Promotional albums featuring different bands from a particular label were rather popular in those days. Because the label already owned the rights to the songs and the bands, they were relatively cheap to produce, and if you knew one or more bands that had songs on the album, you might buy it and thus become exposed to several more new bands. The Age of Atlantic
was followed by The New Age of Atlantic
and it was this second promotional album which featured one of the first songs recorded by Yes after Rick Wakeman had joined the band, their amazing 10-minute cover of Paul Simon's "America".
Yes didn't have many unreleased tracks in those days; most every song they recorded made its way onto an album. The only two exceptions were included here. And while it's not clear why the remaining songs were all from the first two albums, it may be because those first two were before Yes were really well known, and Atlantic felt that they could use a sales boost.
In November 1975, Chris Squire released Fish Out Of Water
and Steve Howe released Beginnings
. Fish Out Of Water
has some great songs, is very prog, and is practically a lost Yes album. Chris' high voice is well-known to Yes fans and is similar to Jon's, so it's no surprise that his lead vocals are quite good, and to give it an even more Yeslike sound, Bill Bruford plays drums and Patrick Moraz provides the keyboards.Beginnings
is an excellent showpiece for Steve. Both Alan White and Bill Bruford appear on drums on various tracks, and Patrick Moraz appears on keyboards, but overall the album is not really very prog, although to be fair that's clearly not the intention. There are solo guitar pieces, other instrumentals, and some actual songs. I'm sorry to say, but Steve is fine as a background vocalist, but perhaps should reconsider doing lead vocals on his solo albums.

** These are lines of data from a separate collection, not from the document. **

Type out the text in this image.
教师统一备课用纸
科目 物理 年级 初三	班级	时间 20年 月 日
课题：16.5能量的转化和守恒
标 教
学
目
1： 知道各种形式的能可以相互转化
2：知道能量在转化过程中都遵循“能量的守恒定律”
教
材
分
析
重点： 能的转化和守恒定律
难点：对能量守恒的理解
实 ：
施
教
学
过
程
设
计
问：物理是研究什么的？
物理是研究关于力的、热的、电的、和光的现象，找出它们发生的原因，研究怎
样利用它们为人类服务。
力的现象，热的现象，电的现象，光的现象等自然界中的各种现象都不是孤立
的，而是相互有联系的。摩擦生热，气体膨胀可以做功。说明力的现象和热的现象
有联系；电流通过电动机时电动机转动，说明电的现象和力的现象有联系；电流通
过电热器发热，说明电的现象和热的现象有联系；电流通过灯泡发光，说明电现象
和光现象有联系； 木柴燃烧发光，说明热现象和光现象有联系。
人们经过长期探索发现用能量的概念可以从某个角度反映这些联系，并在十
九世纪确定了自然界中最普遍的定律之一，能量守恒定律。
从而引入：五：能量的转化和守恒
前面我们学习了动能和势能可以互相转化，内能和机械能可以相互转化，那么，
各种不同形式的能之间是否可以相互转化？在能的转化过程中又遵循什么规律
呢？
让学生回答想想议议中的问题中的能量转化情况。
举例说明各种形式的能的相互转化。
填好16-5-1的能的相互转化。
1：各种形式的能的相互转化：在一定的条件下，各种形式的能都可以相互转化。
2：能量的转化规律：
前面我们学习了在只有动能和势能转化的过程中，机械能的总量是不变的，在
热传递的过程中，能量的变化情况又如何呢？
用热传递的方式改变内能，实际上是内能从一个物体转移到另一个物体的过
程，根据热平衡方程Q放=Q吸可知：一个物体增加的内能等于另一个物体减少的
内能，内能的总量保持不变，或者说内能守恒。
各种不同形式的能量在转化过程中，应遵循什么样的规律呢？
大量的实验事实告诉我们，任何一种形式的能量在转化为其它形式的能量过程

1976 saw the release of Alan White's Ramshackled
. Jon Anderson and Steve Howe both appear on this album. It is the only one of the solo albums from this period that I've never heard, so I can't really comment on it (but I've heard that it's not great).
Right behind Ramshackled
was Patrick Moraz's The Story of I
. The Story of I
is a concept album with some songs and a lot of instrumental work, mostly keyboards, somewhere between early electronica and new age. At the time, it was quite groundbreaking, and I know a lot of people who really enjoy it, but I have a bit of trouble with it. I only first heard it a few years ago, and maybe it's because it sounds rather dated by today's standards. No other Yes members play on this album.
The last of the solo Yes albums from this period was Jon Anderson's Olias of Sunhillow
. Most people consider either this album or Chris Squire's Fish Out Of Water
to be the best of the lot. Olias of Sunhillow
tells the story inspired by the cover of Fragile
and concluded on Yessongs
. The "earth" (not capitalized) is going to explode, and Olias the shipbuilder builds The Moorglade to take his people to a new world. No other Yes members play on this album, but that's because Jon plays all the instruments and sings all the vocal parts himself. Oddly, although Roger Dean did all the paintings which inspired the story, he was not asked to provide the cover for this album.
Just as Yes took a break at this point and fans were given all this to fill in the gap, I'm taking one too. I'm going on vacation, so no more Yes Discography updates for a while. I might
be able to post if the place where we're going has wi-fi, but I don't know.